Star Fucked

Pat Joseph
3 min readFeb 27, 2017

Ordinary People at the Oscars!!

Here they come, the unsuspecting ordinaries

A number of years back I attended an environmental journalism conference in Los Angeles. One of the panel discussions there featured Hollywood actors who leveraged their celebrity to help green activist causes. Ed Begley, Jr. was up there. And Ted Danson. And Alexandra Paul, whose name I didn’t recognize at the time. She played a lifeguard on Baywatch.

Of the three, Danson was the only one I knew much about. I’d grown up watching him play Sam Malone on Cheers. And I’d read somewhere — Outside magazine, I think — that he’d been a bit of a monkeywrencher in his youth, occasionally torching billboards outside his hometown of Flagstaff, Arizona. It was a curious biographical detail and a little hard to square with his impeccably coiffed tv persona. But then people are interesting that way.

Nothing was particularly memorable about that panel, though, except for one thing; the Baywatch woman kept talking about “ordinary people.” She said all she really wanted to do was toil in the trenches like ordinary people. Just let me stuff envelopes was her attitude. But then someone at whatever organization she was with pulled her aside. Alexandra, they said, anybody can stuff envelopes. But you can do more, you can use your celebrity to be a spokesperson. You have a megaphone. Well, she agreed — reluctantly, of course — and she wanted all of us in the audience to know that it was the ordinary people she really admired. If she could use her looks and charm to further the cause, well, she would accept that as her duty. But, rest assured, the ordinary people were her heroes.

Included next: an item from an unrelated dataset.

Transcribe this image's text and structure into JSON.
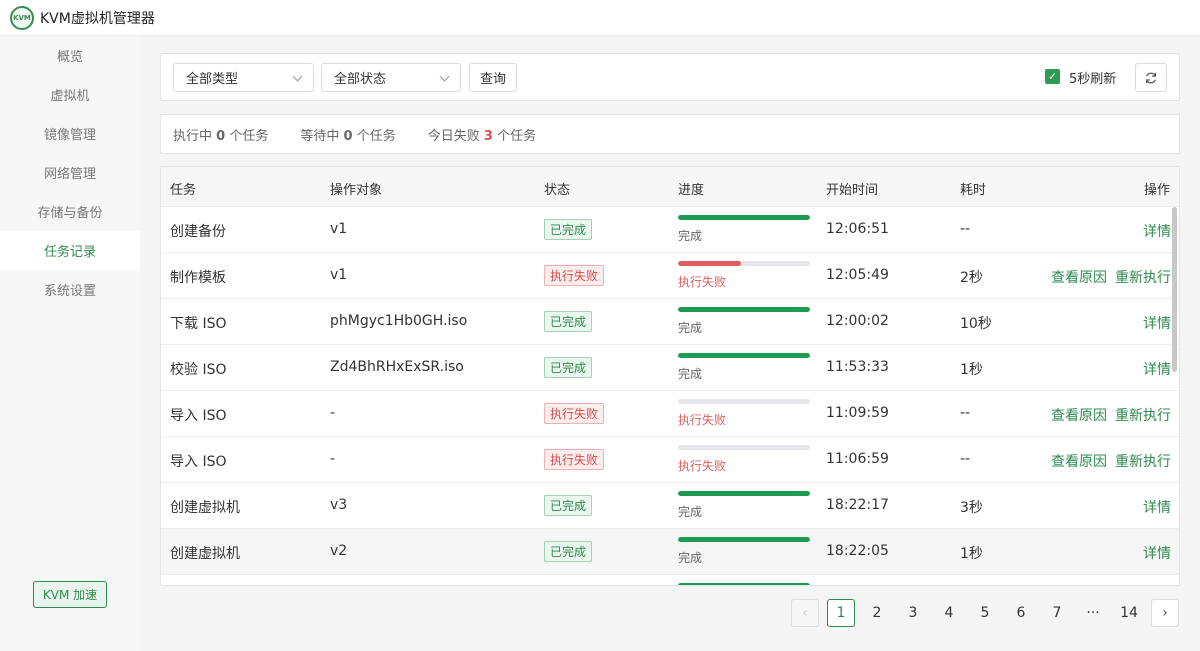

I was thinking about Paul’s remarks during the Oscars last night when they ushered the unsuspecting tourists into the ceremony for the surprise of their lives. Host Jimmy Kimmel played up the stunt for all the yucks it was worth. Oh, won’t this be something. Wait till these rubes encounter all this fame, fortune and high fashion in one room. Will they even be able to handle it? Did anyone know CPR? My god, this was going to be something. Ordinary people at the Oscars!

I’m not sure what Kimmel and his writers had in mind, but in the end the collision of worlds was, arguably, even more awkward than the ensuing mix-up over the Best Picture award. And the joke wasn’t so much on the plain folks (joke’s always on us); it was on the stars themselves. Confronted with the normal joes, the celebrities looked a bit shamefaced, as if they been caught doing something unsavory. And in a way they had. What are the Academy Awards, after all, but a big celebrity circle jerk? In the normal state of affairs, with all of America watching on the tube, the stars can forget they exist to satisfy our voyeuristic appetites. And we at home can forget that we’re just feeding their narcissism. But when the adoring fans and the self-adoring stars meet in the flesh, man, the reverie is ruined for everyone. It was like somebody brought in the mop and the Pine-Sol before the peep show had ended.

But getting back to Ms. Paul and that long-ago panel at UCLA, the Baywatch actress not only repeated the word “ordinary” over and over but she kept giving it a strange emphasis, as if to underscore just how exotic the very idea of ordinariness had become to her. Like, gawd, just imagine being ordinary. There was an awkward silence when she finally shut up.

And then Danson broke the tension. Lifting a water glass, he toasted the room, “Hear, hear! Here’s to ordinary people.” Everyone laughed.

In the hallway outside later, I walked past Danson as he checked his cell phone, probably looking to see if his agent had called. I gave him a little nod. Here’s to ordinary people, I said. He gave me the old Sam Malone chuckle, the million-dollar smile, and swatted me on the shoulder, like I was Woody Harrelson on the set of Cheers. Oh man, total brush with fame!

I shot him a look that said don’t touch me.